As we navigate the global energy transition, it’s essential to understand the full-cycle environmental impacts of fuel sources. To meet the challenges of an increasingly complex energy landscape—securing a reliable energy supply at an affordable price while continuing to reduce emissions—US LNG exports can provide a strategic solution. With nearly one-third of the US gas market undertaking third-party certification and environmental assessments, the US can confidently lead the way with natural gas as an accessible, lower-carbon fuel source. By certifying the runway for natural gas with auditable emissions performance data, we can help producers unlock its potential on a global scale.
Last year marked one of the most volatile periods for natural gas prices amid Russia’s invasion of Ukraine and supply shortfalls from the COVID pandemic. Even though natural gas’s long-term outlook is under the microscope, all signs indicate that it still has a long runway ahead in our energy mix, as Dr. Kenneth Medlock, a professor at Rice University and senior director of the Center for Energy Studies, recently told the Wall Street Journal. Natural gas’s runway through the energy transition has been ensured by its lower carbon qualities and potential to drive next-generation fuels such as hydrogen.
To realize natural gas’ tremendous decarbonizing potential on a global scale, producers, transporters, and users must commit to understanding the full-cycle environmental impacts of this important fuel source. Such performance metrics can be tracked through third-party environmental assessments. With Russia cutting off gas supply to Europe, US LNG exports can fill the supply gap and provide energy security to Europe — the US is now Europe’s long-term strategic supplier. And the US can prove its molecules are clean — by measuring gas emissions performance; reductions will continue to be made.
Indeed, tremendous progress has occurred in the last few years in monitoring and measurement technologies, and the Responsibly Sourced Gas (RSG) market is well underway. RSG (aka Low Emissions Gas, Certified Gas, Responsibly Sourced Gas, RSG, Producer Certified Gas) is natural gas that has undergone independent 3rd party assessment that molecules were produced under specified environmental best practices. This is demonstrated by growing alignment across the certified gas value chain with producers, technology providers, assessors, certifiers, registries, and importers all collaborating because of the strategic value and opportunity they see in these important and emerging markets.
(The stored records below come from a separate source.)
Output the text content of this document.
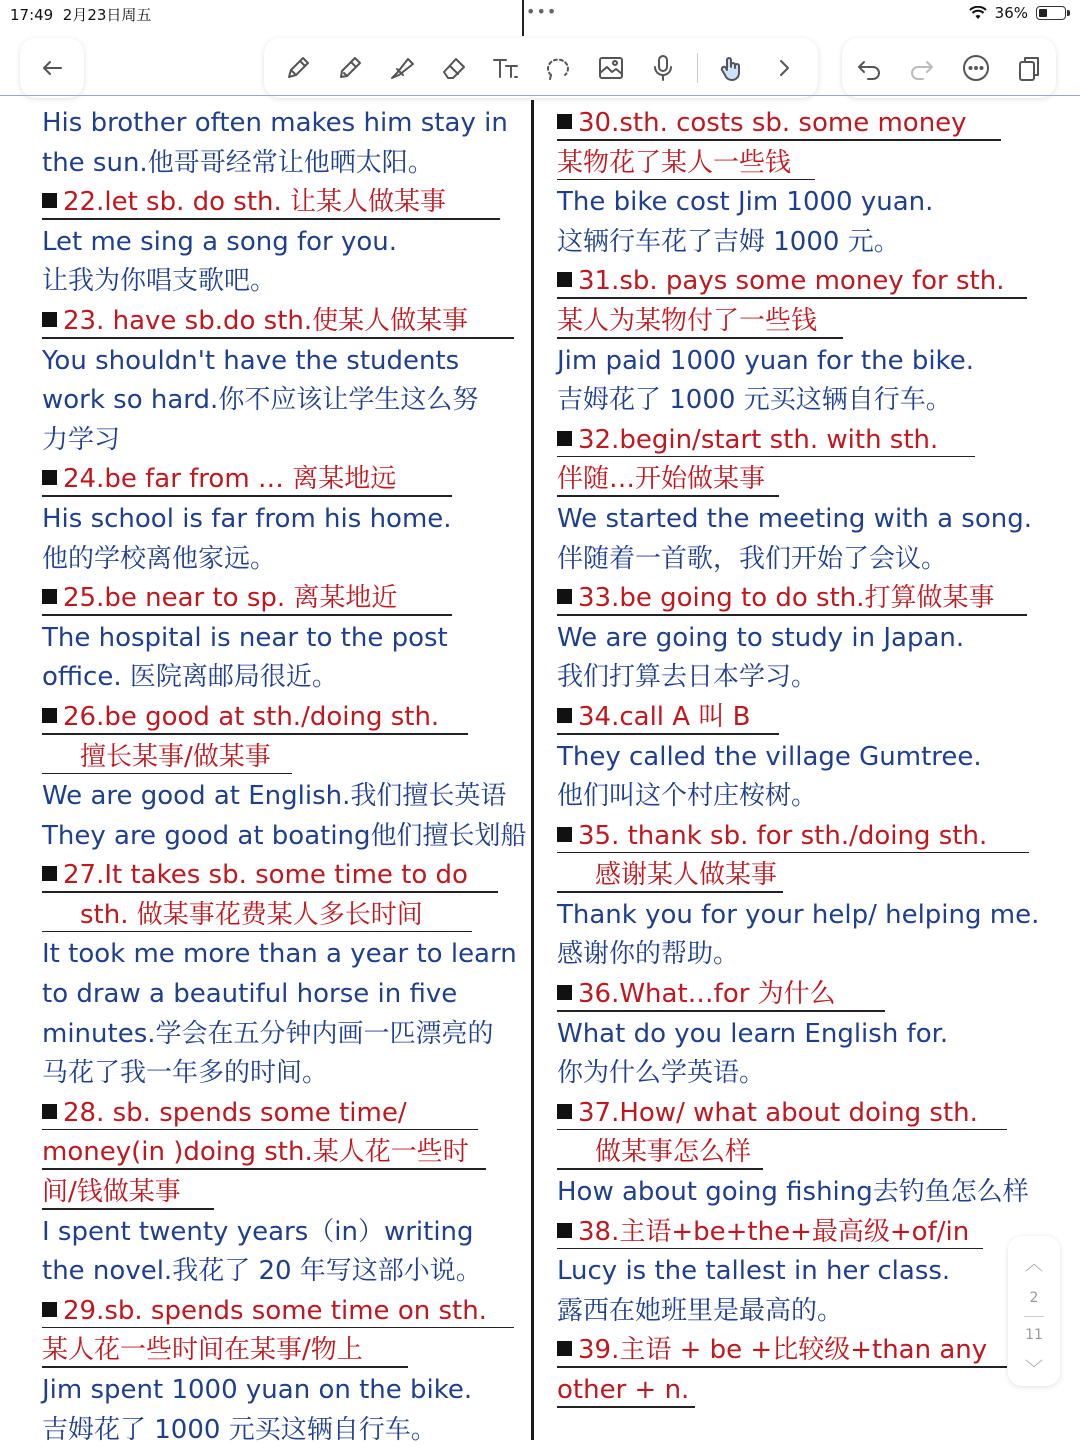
17:49 2月23日周五	•••	36%
His brother often makes him stay in
the sun.他哥哥经常让他晒太阳。
22.let sb. do sth. 让某人做某事
Let me sing a song for you.
让我为你唱支歌吧。
23. have sb.do sth.使某人做某事
You shouldn't have the students
work so hard.你不应该让学生这么努
力学习
24.be far from … 离某地远
His school is far from his home.
他的学校离他家远。
25.be near to sp. 离某地近
The hospital is near to the post
office. 医院离邮局很近。
26.be good at sth./doing sth.
擅长某事/做某事
We are good at English.我们擅长英语
They are good at boating他们擅长划船
27.It takes sb. some time to do
sth. 做某事花费某人多长时间
It took me more than a year to learn
to draw a beautiful horse in five
minutes.学会在五分钟内画一匹漂亮的
马花了我一年多的时间。
28. sb. spends some time/
money(in )doing sth.某人花一些时
间/钱做某事
I spent twenty years（in）writing
the novel.我花了 20 年写这部小说。
29.sb. spends some time on sth.
某人花一些时间在某事/物上
Jim spent 1000 yuan on the bike.
吉姆花了 1000 元买这辆自行车。
30.sth. costs sb. some money
某物花了某人一些钱
The bike cost Jim 1000 yuan.
这辆行车花了吉姆 1000 元。
31.sb. pays some money for sth.
某人为某物付了一些钱
Jim paid 1000 yuan for the bike.
吉姆花了 1000 元买这辆自行车。
32.begin/start sth. with sth.
伴随…开始做某事
We started the meeting with a song.
伴随着一首歌，我们开始了会议。
33.be going to do sth.打算做某事
We are going to study in Japan.
我们打算去日本学习。
34.call A 叫 B
They called the village Gumtree.
他们叫这个村庄桉树。
35. thank sb. for sth./doing sth.
感谢某人做某事
Thank you for your help/ helping me.
感谢你的帮助。
36.What…for 为什么
What do you learn English for.
你为什么学英语。
37.How/ what about doing sth.
做某事怎么样
How about going fishing去钓鱼怎么样
38.主语+be+the+最高级+of/in
Lucy is the tallest in her class.
露西在她班里是最高的。
39.主语 + be +比较级+than any
other + n.
︿
2
11
﹀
With new laws, regulations, and measurement-based reporting requirements focused on methane emissions in the upstream and midstream segments and a methane fee becoming effective in 2024 due to the passage of the Inflation Reduction Act, the natural gas sector is about to take a big step toward enabling the differentiated gas market. These changes will allow producers to compete and market environmental attributes like methane intensity and other important considerations such as water use.
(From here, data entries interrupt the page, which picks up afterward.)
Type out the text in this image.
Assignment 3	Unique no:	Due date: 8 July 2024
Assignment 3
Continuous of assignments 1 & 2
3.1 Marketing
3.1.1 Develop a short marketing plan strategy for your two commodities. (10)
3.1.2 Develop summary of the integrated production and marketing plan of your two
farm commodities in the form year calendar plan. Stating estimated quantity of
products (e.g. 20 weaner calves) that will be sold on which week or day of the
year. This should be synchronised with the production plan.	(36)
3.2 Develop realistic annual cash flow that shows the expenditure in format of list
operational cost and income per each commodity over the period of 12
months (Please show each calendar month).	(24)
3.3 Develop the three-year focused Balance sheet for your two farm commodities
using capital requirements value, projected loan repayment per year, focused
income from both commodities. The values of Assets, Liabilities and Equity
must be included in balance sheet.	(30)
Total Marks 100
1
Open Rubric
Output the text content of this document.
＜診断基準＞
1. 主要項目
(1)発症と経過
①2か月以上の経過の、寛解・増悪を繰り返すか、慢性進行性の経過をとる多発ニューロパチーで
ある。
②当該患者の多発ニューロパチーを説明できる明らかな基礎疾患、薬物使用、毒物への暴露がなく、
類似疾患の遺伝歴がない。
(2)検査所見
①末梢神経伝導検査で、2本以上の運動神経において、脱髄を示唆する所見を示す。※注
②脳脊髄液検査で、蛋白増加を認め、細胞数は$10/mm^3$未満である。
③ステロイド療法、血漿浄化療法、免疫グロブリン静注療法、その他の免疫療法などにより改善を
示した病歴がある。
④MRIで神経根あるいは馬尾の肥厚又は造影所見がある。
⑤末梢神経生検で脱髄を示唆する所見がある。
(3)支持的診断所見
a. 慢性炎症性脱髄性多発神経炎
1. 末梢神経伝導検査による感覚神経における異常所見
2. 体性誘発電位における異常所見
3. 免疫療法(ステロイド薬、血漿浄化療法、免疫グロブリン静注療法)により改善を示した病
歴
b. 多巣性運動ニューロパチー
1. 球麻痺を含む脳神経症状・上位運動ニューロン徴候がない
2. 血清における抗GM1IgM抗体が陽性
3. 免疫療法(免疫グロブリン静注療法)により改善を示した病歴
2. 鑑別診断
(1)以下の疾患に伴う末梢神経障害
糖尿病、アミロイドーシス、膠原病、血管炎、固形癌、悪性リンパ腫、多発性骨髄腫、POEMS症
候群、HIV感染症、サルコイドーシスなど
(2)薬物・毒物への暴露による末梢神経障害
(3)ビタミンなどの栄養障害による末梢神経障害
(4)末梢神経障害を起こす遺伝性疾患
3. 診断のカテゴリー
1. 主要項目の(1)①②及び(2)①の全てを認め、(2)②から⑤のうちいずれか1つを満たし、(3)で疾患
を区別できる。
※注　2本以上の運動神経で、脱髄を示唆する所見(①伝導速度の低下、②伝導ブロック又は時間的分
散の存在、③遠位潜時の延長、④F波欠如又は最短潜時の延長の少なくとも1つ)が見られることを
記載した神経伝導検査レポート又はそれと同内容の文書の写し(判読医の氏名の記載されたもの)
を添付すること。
With natural gas molecules becoming cleaner and cleaner through technology and measurement improvements, certified gas (RSG) offers a low-carbon baseload power source to combine with renewables. Getting to net zero will take time, but producing cleaner molecules is an immediate, actionable step that can be taken easily, affordably, and at scale. By validating sustainability credentials and environmental transparency through certification, natural gas can secure the US’s role as Europe’s long-term energy trading partner.
Enabling the fuel of the future
Looking further down the energy transition runway to countries’ net-zero targets, certified natural gas (RSG with climate attribute data) is one of the easiest emission reduction opportunities available. This is essential because it is the most important ingredient for hydrogen, the ‘fuel of the future.’ Blue hydrogen, produced from natural gas with steam methane reforming, is widely viewed as the lowest-cost option to help decarbonize industrial and residential heating and industrial-heavy transportation. But it is only considered carbon-neutral if carbon dioxide emissions are captured and stored underground with low upstream emissions.
As we work together to drive the future of energy, all fuel sources, from natural gas to hydrogen, are under pressure to cut methane leaks across the natural gas supply chain. Removing these emissions impediments will clear the runway for natural gas. Thanks to certification, natural gas’ long-term viability looks stronger than ever.